La jeune femme, rencontrée par La Presse Canadienne dans le cadre d’une série d’entretiens réalisés à l’occasion du Mois de l’histoire des Noirs, a alors créé une websérie, Ces afro-scientifiques d’hier à aujourd’hui, et met en ligne des capsules dans lesquelles elle présente des gens de science, inventeurs, chercheurs et médecins.
«Malgré toute l’adversité, la ségrégation du passé, ces gens-là ont fait des choses incroyables pour l’avancement de la science», dit-elle aujourd’hui, encore émerveillée.
Ce qui l’a menée à découvrir Dre Yvette Bonny.
Yvette Bonny
La femme, née en Haïti en 1938, est arrivée au Québec en 1962. Elle est une pédiatre-hématologue qui a aussi été professeure à la Faculté de médecine de l’Université de Montréal.
Fait notable: elle a réalisé la première greffe de moelle osseuse chez un enfant au Québec en 1980.
À l’époque, elle est la seule pédiatre-hématologue de l’Est du Canada à faire de telles greffes. «Elle soignait des enfants d’Ottawa, du Nouveau-Brunswick, d’un peu partout», a souligné Mme Bumba. Des enfants très malades, souvent atteints de leucémie.
Cette intervention, alors une technique de pointe peu répandue, sera, 30 ans plus tard, indiquée pour traiter certains cancers ainsi que des maladies hématologiques comme les leucémies et la drépanocytose. Cette dernière maladie, dont l’avancement du traitement tient particulièrement à cœur à la Dre Bonny, touche surtout les personnes noires, est-il mentionné dans sa biographie sur le site de l’Ordre du Québec, dont elle a joint les rangs en 2007. Elle recevra l’Ordre du Canada l’année suivante.
Dre Bonny mène de plus des travaux de recherche sur différentes maladies infantiles telles que la leucémie. Elle a dirigé l’Unité provinciale de transplantation médullaire pédiatrique de l’Hôpital Maisonneuve-Rosemont, à Montréal, de1980 à 1998.
On l’a surnommée la «Patch Adams» de l’hôpital, du nom du médecin américain qui a fait sa renommée par son approche fondée sur la compassion et l’humour, souligne aussi le site de l’Ordre du Québec.
Pour Stéphanie Bumba, elle est une inspiration.
«C’est un modèle. Car ses contributions ont permis aux soins de santé de s’améliorer».
Elle dit qu’elle ne peut que s’imaginer les obstacles qu’elle a dû rencontrer. Car elle était une minorité sous plusieurs aspects, a-t-elle relevé. Femme, noire, hématologue, une spécialité qui ne comptait que peu de spécialistes à l’époque, dit-elle.
La websérie
Son but? Faire reconnaître l’apport très concret de ces scientifiques pour que les stéréotypes s’effacent peu à peu, jusqu’à ce qu’ils n’existent plus.

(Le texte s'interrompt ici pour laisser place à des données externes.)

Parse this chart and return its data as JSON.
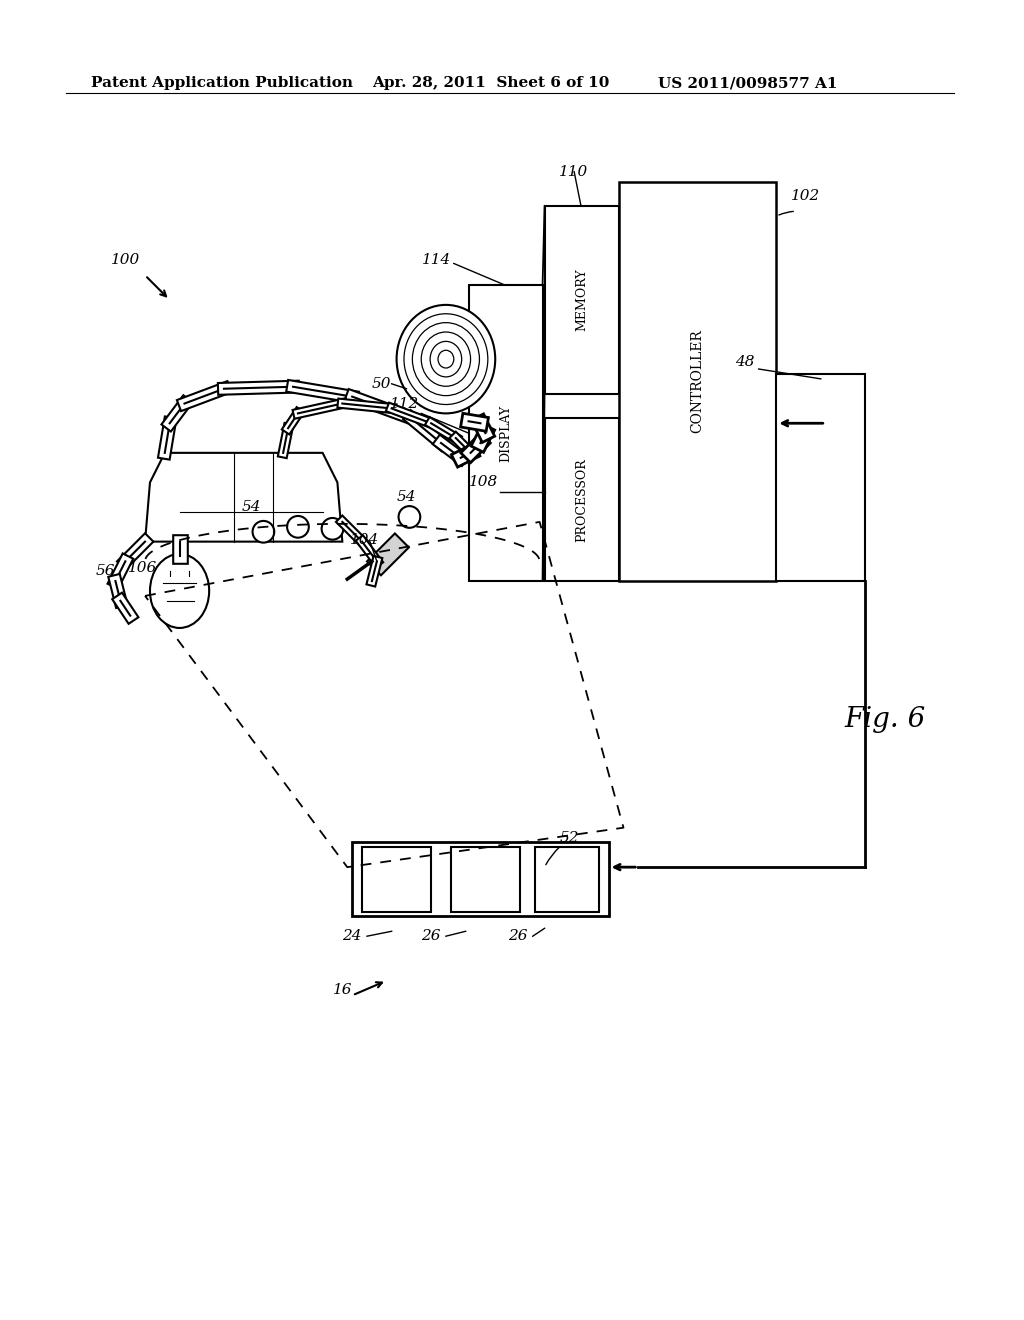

La websérie sur «Nurse Stephie TV» «montre aux gens que nous sommes une partie importante de la société et de son avancement. Que l’Histoire des Noirs, ce n’est pas que la guerre et l’esclavage.»
«C’est d’autant plus important pour les jeunes, ajoute-t-elle. Ils peuvent se dire: moi aussi je peux réaliser des choses exceptionnelles et la couleur de la peau n’est pas un obstacle pour se réaliser».

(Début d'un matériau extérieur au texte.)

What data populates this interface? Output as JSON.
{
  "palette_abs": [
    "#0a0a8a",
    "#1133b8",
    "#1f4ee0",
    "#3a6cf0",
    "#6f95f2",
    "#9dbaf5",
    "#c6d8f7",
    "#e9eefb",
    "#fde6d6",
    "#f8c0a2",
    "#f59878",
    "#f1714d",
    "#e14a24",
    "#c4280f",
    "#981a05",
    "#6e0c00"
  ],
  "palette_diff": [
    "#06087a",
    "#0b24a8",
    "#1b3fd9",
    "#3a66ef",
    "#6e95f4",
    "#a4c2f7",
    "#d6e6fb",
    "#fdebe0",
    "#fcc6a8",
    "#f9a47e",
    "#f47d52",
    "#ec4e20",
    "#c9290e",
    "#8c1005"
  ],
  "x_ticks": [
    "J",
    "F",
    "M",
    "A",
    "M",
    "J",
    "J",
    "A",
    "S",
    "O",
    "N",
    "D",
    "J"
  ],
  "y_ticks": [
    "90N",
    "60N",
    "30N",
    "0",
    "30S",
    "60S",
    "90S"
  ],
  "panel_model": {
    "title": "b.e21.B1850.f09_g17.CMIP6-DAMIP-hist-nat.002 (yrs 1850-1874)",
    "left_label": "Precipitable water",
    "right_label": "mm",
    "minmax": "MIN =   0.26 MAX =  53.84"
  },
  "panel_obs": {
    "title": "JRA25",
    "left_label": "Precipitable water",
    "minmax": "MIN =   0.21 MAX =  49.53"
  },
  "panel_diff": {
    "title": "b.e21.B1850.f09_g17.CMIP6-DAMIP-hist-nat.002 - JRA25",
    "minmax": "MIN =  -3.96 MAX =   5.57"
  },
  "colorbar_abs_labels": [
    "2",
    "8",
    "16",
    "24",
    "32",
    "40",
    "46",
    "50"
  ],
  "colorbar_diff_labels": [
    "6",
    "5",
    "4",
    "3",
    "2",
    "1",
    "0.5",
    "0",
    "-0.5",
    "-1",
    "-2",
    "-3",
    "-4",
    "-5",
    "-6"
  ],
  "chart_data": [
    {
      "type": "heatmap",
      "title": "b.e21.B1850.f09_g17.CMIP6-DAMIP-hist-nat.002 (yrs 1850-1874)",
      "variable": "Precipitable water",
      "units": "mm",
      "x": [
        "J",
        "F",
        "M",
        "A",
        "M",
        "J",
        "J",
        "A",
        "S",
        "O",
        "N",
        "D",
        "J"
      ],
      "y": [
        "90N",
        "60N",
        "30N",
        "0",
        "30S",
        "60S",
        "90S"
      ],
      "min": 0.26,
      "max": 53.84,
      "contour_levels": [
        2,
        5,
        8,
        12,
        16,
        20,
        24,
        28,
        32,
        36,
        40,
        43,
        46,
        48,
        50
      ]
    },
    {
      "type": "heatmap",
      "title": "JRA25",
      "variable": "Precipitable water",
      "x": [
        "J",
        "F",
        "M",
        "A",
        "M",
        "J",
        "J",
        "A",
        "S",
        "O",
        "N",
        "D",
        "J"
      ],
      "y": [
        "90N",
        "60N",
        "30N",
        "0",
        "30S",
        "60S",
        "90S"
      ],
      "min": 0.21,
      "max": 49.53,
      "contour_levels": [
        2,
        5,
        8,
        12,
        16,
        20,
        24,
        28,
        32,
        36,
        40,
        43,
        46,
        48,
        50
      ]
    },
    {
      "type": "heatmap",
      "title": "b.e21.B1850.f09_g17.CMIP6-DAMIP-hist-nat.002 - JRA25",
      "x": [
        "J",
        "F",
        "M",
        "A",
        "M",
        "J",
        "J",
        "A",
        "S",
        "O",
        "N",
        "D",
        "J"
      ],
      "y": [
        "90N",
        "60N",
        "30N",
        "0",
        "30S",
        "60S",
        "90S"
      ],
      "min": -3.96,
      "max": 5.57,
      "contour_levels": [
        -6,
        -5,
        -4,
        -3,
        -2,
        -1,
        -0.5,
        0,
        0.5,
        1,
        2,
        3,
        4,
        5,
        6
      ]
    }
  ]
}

Déjà, des enseignants du secondaire se servent de ses capsules en classe. Et elle a reçu des mots de remerciement touchants d’élèves, dont un qui disait: «On en avait besoin».

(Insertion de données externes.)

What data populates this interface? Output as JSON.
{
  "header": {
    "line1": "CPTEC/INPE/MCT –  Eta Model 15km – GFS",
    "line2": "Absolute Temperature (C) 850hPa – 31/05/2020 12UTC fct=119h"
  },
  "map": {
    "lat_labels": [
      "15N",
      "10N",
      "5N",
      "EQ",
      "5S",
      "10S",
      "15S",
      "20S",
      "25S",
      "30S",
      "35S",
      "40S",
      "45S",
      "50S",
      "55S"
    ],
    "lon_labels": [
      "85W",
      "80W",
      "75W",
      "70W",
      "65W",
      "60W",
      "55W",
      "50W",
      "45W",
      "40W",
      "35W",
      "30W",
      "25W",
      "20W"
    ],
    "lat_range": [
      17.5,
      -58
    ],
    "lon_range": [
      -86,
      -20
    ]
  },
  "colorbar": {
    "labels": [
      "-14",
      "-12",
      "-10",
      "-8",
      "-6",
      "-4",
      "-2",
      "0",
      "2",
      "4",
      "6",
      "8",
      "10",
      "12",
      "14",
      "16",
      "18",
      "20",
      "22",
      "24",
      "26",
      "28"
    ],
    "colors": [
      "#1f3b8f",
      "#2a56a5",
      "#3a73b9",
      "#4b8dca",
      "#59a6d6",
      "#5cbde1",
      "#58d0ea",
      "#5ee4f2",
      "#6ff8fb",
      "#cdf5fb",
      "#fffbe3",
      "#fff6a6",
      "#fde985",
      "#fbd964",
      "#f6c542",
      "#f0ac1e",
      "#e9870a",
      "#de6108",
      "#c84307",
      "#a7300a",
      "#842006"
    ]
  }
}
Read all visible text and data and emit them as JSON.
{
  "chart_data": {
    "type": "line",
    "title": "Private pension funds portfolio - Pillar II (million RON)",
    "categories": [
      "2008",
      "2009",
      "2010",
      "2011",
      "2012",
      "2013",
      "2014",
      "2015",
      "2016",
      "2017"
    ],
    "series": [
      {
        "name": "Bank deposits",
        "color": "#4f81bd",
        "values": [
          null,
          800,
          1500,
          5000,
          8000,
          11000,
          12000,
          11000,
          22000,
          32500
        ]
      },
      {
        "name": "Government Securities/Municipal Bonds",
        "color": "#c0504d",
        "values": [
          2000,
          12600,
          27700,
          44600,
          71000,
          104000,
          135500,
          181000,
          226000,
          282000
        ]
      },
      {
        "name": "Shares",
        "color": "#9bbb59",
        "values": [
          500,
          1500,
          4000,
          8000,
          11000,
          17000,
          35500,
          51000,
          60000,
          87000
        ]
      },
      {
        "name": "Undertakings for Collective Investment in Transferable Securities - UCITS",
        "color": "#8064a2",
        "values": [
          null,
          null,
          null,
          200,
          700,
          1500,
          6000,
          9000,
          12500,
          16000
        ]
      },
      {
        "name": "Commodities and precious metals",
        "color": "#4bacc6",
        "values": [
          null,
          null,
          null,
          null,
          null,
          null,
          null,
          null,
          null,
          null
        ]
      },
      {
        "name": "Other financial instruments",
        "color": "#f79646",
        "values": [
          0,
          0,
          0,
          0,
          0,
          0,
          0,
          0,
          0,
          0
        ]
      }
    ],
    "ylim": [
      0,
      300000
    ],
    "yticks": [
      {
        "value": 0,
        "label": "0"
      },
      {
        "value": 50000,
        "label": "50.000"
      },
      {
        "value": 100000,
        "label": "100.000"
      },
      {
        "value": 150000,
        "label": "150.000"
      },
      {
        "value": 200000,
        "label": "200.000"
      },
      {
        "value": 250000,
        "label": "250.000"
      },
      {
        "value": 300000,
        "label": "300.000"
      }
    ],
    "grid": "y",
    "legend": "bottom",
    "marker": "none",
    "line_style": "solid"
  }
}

— Site de la websérie: https://www.youtube.com/c/NurseStephieTV
Autres scientifiques présentés dans les capsules
– Dre Patricia Bath, une ophtalmologue, pionnière de la chirurgie au laser pour les cataractes, qui a obtenu de nombreux brevets pour ses inventions.
– Dr Charles Richard Drew, considéré comme le père des banques de sang à l’échelle mondiale.
– Marie Van Brittan Brown, une infirmière du Bronx, qui a conçu dans les années 1960 le premier système de caméras de surveillance pour la maison à l’aide de deux télévisions.
– Dr Daniel Hale Williams, qui a réalisé en 1893 la première opération à coeur ouvert.